Thursday, May 16, 2013

David Ortiz selling bats branded with his infamous quote for charity

Back on April 20, while addressing the crowd at Fenway Park's first home game after the Boston Marathon Bombing, Red Sox designated hitter David Ortiz delivered a memorable quote — emphasized with the now-famous words, "this is our f------ city!" And to help raise money for the One Fund Boston charity, Big Papi is using those same words to raise money for the victims of the attack by putting them on a baseball bat.

Ortiz's quick pregame speech in the midst of a Boston tribute that came in the wake of the Boston Marathon bombing made headlines when he used the F-word.

And now, anyone can buy a bat with that phrase emblazoned on the inside of the barrel available at big

If you prefer "Nobody's going to dictate our freedom" to the "this is our f------ city" quote, you have an option to pick the former. But it sounds like the cool thing will be choosing the R-rated version.

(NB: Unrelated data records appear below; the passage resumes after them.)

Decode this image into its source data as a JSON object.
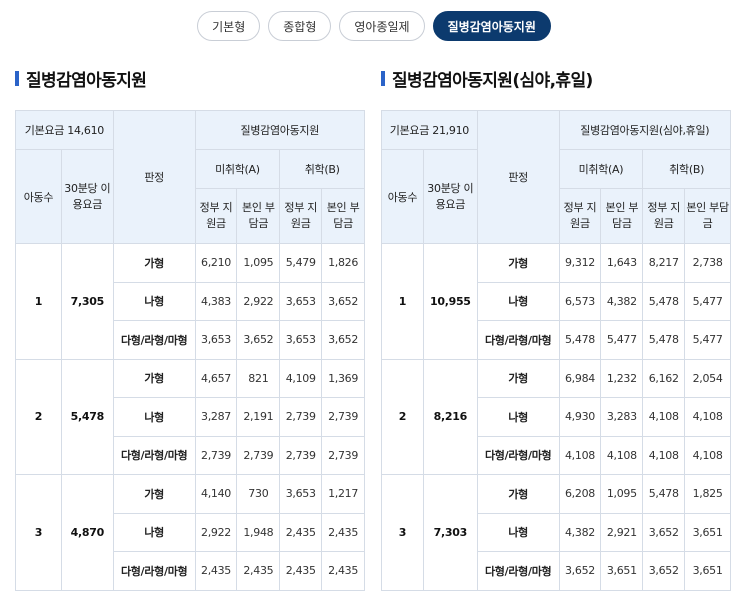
{
  "tabs": [
    {
      "label": "기본형",
      "active": false
    },
    {
      "label": "종합형",
      "active": false
    },
    {
      "label": "영아종일제",
      "active": false
    },
    {
      "label": "질병감염아동지원",
      "active": true
    }
  ],
  "panels": [
    {
      "title": "질병감염아동지원",
      "base_fee_label": "기본요금 14,610",
      "main_header": "질병감염아동지원",
      "col_children": "아동수",
      "col_fee": "30분당 이용요금",
      "col_grade": "판정",
      "col_preschool": "미취학(A)",
      "col_school": "취학(B)",
      "col_gov": "정부 지원금",
      "col_self": "본인 부담금",
      "groups": [
        {
          "children": "1",
          "fee": "7,305",
          "rows": [
            {
              "type": "가형",
              "a_gov": "6,210",
              "a_self": "1,095",
              "b_gov": "5,479",
              "b_self": "1,826"
            },
            {
              "type": "나형",
              "a_gov": "4,383",
              "a_self": "2,922",
              "b_gov": "3,653",
              "b_self": "3,652"
            },
            {
              "type": "다형/라형/마형",
              "a_gov": "3,653",
              "a_self": "3,652",
              "b_gov": "3,653",
              "b_self": "3,652"
            }
          ]
        },
        {
          "children": "2",
          "fee": "5,478",
          "rows": [
            {
              "type": "가형",
              "a_gov": "4,657",
              "a_self": "821",
              "b_gov": "4,109",
              "b_self": "1,369"
            },
            {
              "type": "나형",
              "a_gov": "3,287",
              "a_self": "2,191",
              "b_gov": "2,739",
              "b_self": "2,739"
            },
            {
              "type": "다형/라형/마형",
              "a_gov": "2,739",
              "a_self": "2,739",
              "b_gov": "2,739",
              "b_self": "2,739"
            }
          ]
        },
        {
          "children": "3",
          "fee": "4,870",
          "rows": [
            {
              "type": "가형",
              "a_gov": "4,140",
              "a_self": "730",
              "b_gov": "3,653",
              "b_self": "1,217"
            },
            {
              "type": "나형",
              "a_gov": "2,922",
              "a_self": "1,948",
              "b_gov": "2,435",
              "b_self": "2,435"
            },
            {
              "type": "다형/라형/마형",
              "a_gov": "2,435",
              "a_self": "2,435",
              "b_gov": "2,435",
              "b_self": "2,435"
            }
          ]
        }
      ]
    },
    {
      "title": "질병감염아동지원(심야,휴일)",
      "base_fee_label": "기본요금 21,910",
      "main_header": "질병감염아동지원(심야,휴일)",
      "col_children": "아동수",
      "col_fee": "30분당 이용요금",
      "col_grade": "판정",
      "col_preschool": "미취학(A)",
      "col_school": "취학(B)",
      "col_gov": "정부 지원금",
      "col_self": "본인 부담금",
      "groups": [
        {
          "children": "1",
          "fee": "10,955",
          "rows": [
            {
              "type": "가형",
              "a_gov": "9,312",
              "a_self": "1,643",
              "b_gov": "8,217",
              "b_self": "2,738"
            },
            {
              "type": "나형",
              "a_gov": "6,573",
              "a_self": "4,382",
              "b_gov": "5,478",
              "b_self": "5,477"
            },
            {
              "type": "다형/라형/마형",
              "a_gov": "5,478",
              "a_self": "5,477",
              "b_gov": "5,478",
              "b_self": "5,477"
            }
          ]
        },
        {
          "children": "2",
          "fee": "8,216",
          "rows": [
            {
              "type": "가형",
              "a_gov": "6,984",
              "a_self": "1,232",
              "b_gov": "6,162",
              "b_self": "2,054"
            },
            {
              "type": "나형",
              "a_gov": "4,930",
              "a_self": "3,283",
              "b_gov": "4,108",
              "b_self": "4,108"
            },
            {
              "type": "다형/라형/마형",
              "a_gov": "4,108",
              "a_self": "4,108",
              "b_gov": "4,108",
              "b_self": "4,108"
            }
          ]
        },
        {
          "children": "3",
          "fee": "7,303",
          "rows": [
            {
              "type": "가형",
              "a_gov": "6,208",
              "a_self": "1,095",
              "b_gov": "5,478",
              "b_self": "1,825"
            },
            {
              "type": "나형",
              "a_gov": "4,382",
              "a_self": "2,921",
              "b_gov": "3,652",
              "b_self": "3,651"
            },
            {
              "type": "다형/라형/마형",
              "a_gov": "3,652",
              "a_self": "3,651",
              "b_gov": "3,652",
              "b_self": "3,651"
            }
          ]
        }
      ]
    }
  ]
}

The Red Sox designated hitter announced that in conjunction with Marucci Sports he'll be selling customized bats, and 100 percent of the net proceeds will be donated to the One Fund Boston and other sources of victim support. 


  1. My wife says it's "tacky".....I think it's unbelievably GREAT. This proves once again, if people haven't already noticed, that David Ortiz is the consummate Red Sox guy. He can play on my team as long as he wants too, or can. I've been a sox fan since 1947, and with unselfish players like David Ortiz, I can't even imagine ever cheering any other team. Thanks David

  2. I've never been a Red Sox's fan, but I'm for great humanitarism and this prooves Big Papi is up there with the best. Go David!!! If only Clemente was here, to see this...

  3. Although it seems a little rough to put on a bat you have to remember the moment it was said. I say go with it and don't take it out of context. It was the right message at that time.

  4. Just because he is doing this good thing, it doesn't take away from the fact that he is a baby on the field, complaining anytime a pitch comes inside and swearing like that in one of the only "family" sports left.